TANNER, BRADRICK GERLMAINE

PD-0302-24 06/05/2024

“Does the filing of an untimely election for jury punishment and defense counsel’s claim—rejected by the trial court—that his client desired jury punishment at some point satisfy an appellant’s burden under Swinney v. State, 663 S.W.3d 87 (Tex. Crim. App. 2022), to show a reasonable probability that the untimely filing effectively deprived him of his desire to have jury punishment?”

After the State finished its portion of voir dire, Tanner’s counsel announced that the defense intended to go to the jury for punishment. After the trial court informed him that such an election must be filed before voir dire, counsel said his client would be prejudiced if the court sentenced him because of how the court handled an aborted plea hearing in this matter: “Mr. Tanner had no intention of having the Court assess punishment, specifically based on the actions of the Court from February 17th of this year.” The trial court rejected counsel’s version of events. The court added, “I can’t put on the record that [Tanner] wanted to go to the jury for punishment because he’s never said that.” Counsel never asked Tanner to state his desire on the record, during or after trial.

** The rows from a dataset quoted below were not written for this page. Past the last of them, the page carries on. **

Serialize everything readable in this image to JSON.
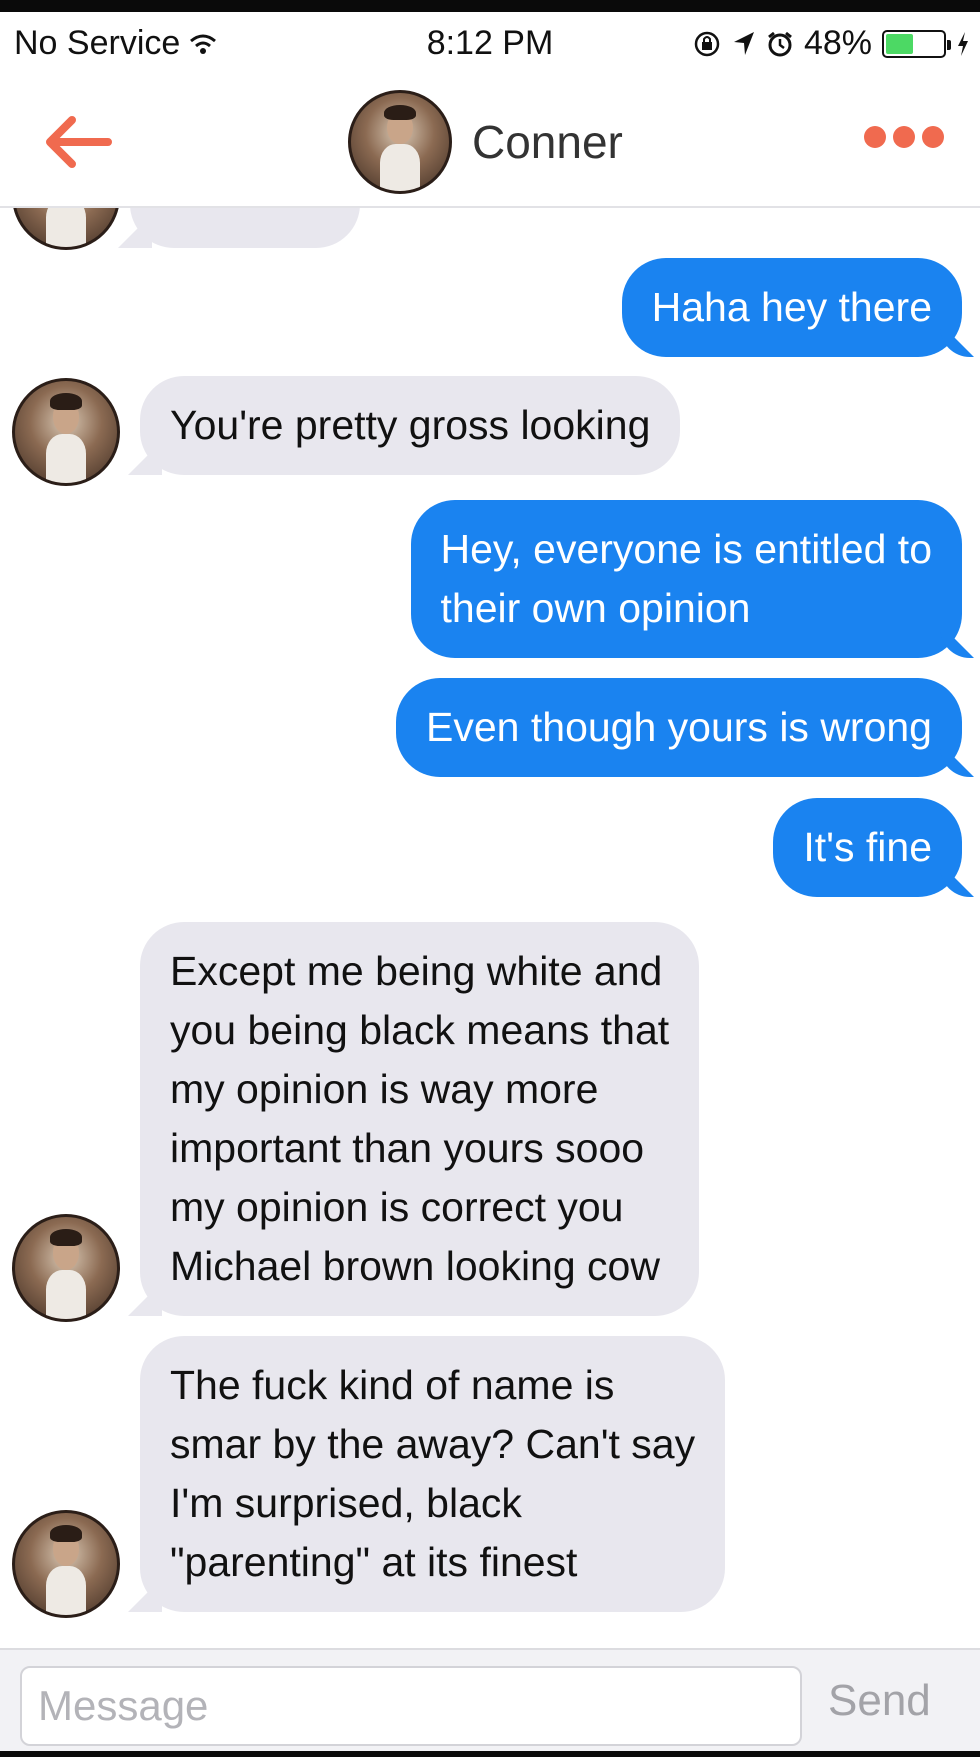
{
  "status_bar": {
    "carrier": "No Service",
    "time": "8:12 PM",
    "battery_percent": "48%",
    "battery_level": 0.48,
    "icons": [
      "wifi-icon",
      "rotation-lock-icon",
      "location-icon",
      "alarm-icon",
      "battery-icon",
      "charging-icon"
    ]
  },
  "nav": {
    "title": "Conner",
    "back_icon": "back-arrow-icon",
    "more_icon": "more-options-icon",
    "accent_color": "#f06a4f"
  },
  "messages": [
    {
      "sender": "me",
      "text": "Haha hey there"
    },
    {
      "sender": "them",
      "text": "You're pretty gross looking"
    },
    {
      "sender": "me",
      "text": "Hey, everyone is entitled to\ntheir own opinion"
    },
    {
      "sender": "me",
      "text": "Even though yours is wrong"
    },
    {
      "sender": "me",
      "text": "It's fine"
    },
    {
      "sender": "them",
      "text": "Except me being white and\nyou being black means that\nmy opinion is way more\nimportant than yours sooo\nmy opinion is correct you\nMichael brown looking cow"
    },
    {
      "sender": "them",
      "text": "The fuck kind of name is\nsmar by the away? Can't say\nI'm surprised, black\n\"parenting\" at its finest"
    }
  ],
  "composer": {
    "placeholder": "Message",
    "value": "",
    "send_label": "Send"
  },
  "colors": {
    "outgoing_bubble": "#1a83f0",
    "incoming_bubble": "#e8e7ee"
  }
}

After his conviction, Tanner raised a single claim on appeal: counsel was ineffective for failing to timely file a written election for jury punishment pretrial. The court of appeals agreed. It held that counsel was aware Tanner “had no intention of having the Court assess punishment.” “Had defense counsel known when to file the election to have the jury assess punishment and adequately advised Tanner, there is a reasonable probability that Tanner would have timely exercised his right, and there is no basis on this record to conclude otherwise.”

The State compares this case to Swinney. In that case, the Court of Criminal Appeals said ineffective assistance for bad election advice (based on ineligibility for probation from the trial court) could not be proven without evidence the bad advice affected Swinney’s decision. In this case, there is no direct evidence from Tanner that he wanted to choose jury punishment. Counsel’s statements that Tanner “had” no intention to go to the judge for punishment were temporally vague, at best. Regardless, the trial court rejected the factual claims undergirding that alleged intent and said he wanted to hear it from Tanner. Had this claim been pursued in a motion for new trial or post-conviction writ, the trial court would have been permitted to disbelieve Tanner. Validating an ineffective-assistance claim on this record incentivizes defendants to avoid adverse fact-findings by simply speaking facts into existence.